Big players in the industry took to social media to share their thoughts on the order.
Sam Bankman-Fried, CEO of crypto exchange FTX and a major Biden donor, called it “constructive,” while Circle CEO Jeremy Allaire said it should be viewed as the “single biggest opportunity to engage with policy makers”.
The U.S. seems to be taking on the reality that digital assets represent one of the most significant technologies and infrastructures for the 21st century; it's rewarding to see this from the WH after so many of us have been making the case for 9+ years. (2/7)
— Jeremy Allaire (@jerallaire) March 9, 2022
For Jerry Brito, the CEO of crypto think tank Coin Center, it's a clear message from the federal government that it views crypto as “a legitimate, serious, and important part of the economy and society,” adding that its “a good signal to serious people who’ve been holding back from getting involved.”
The message I take from this EO is that the federal government sees cryptocurrency as a legitimate, serious, and important part of the economy and society, and I think it’s a good signal to serious people who’ve been holding back from getting involved.
— Jerry Brito (@jerrybrito) March 9, 2022
Privacy tech strategist and advisor Lourdes Turrecha said the order struck a “sensible balance between various US policy interests,” and highlighted the importance of privacy which had been largely missing in developing Web 3.0 technologies like crypto and blockchain.
Some politicians were also encouraged like House Representative Tom Emmer (R-MN), who called the findings of the directive “sound”.
The road ahead
While the promise of regulatory clarity is an important first step, Candace Kelly, general counsel for digital payment network Stellar, believes that input from industry participants will be crucial in the months ahead.
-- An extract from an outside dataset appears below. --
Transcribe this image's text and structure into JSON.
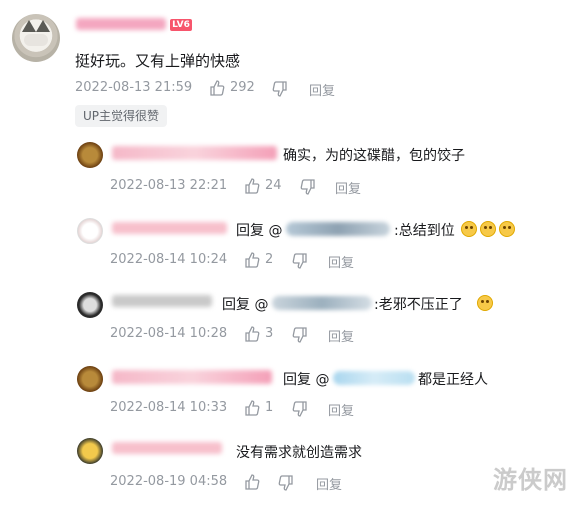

“If the desire to get this right is genuine – and we hope it is – it’s critical that industry is part of this process and engages in this process every step of the way,” Kelly told CoinDesk.
Kristin Smith believes the crypto lobby’s engagement with the federal government is set to get even more intense.
“There are going to be a lot of questions, a lot of policy solutions proposed, and it’s incumbent upon us in the industry to be a resource to policymakers and bring our own thoughtful solutions to the table,” she said.
The order calls for agency reports to be completed within six months, with lawmakers and the public having a chance to weigh in.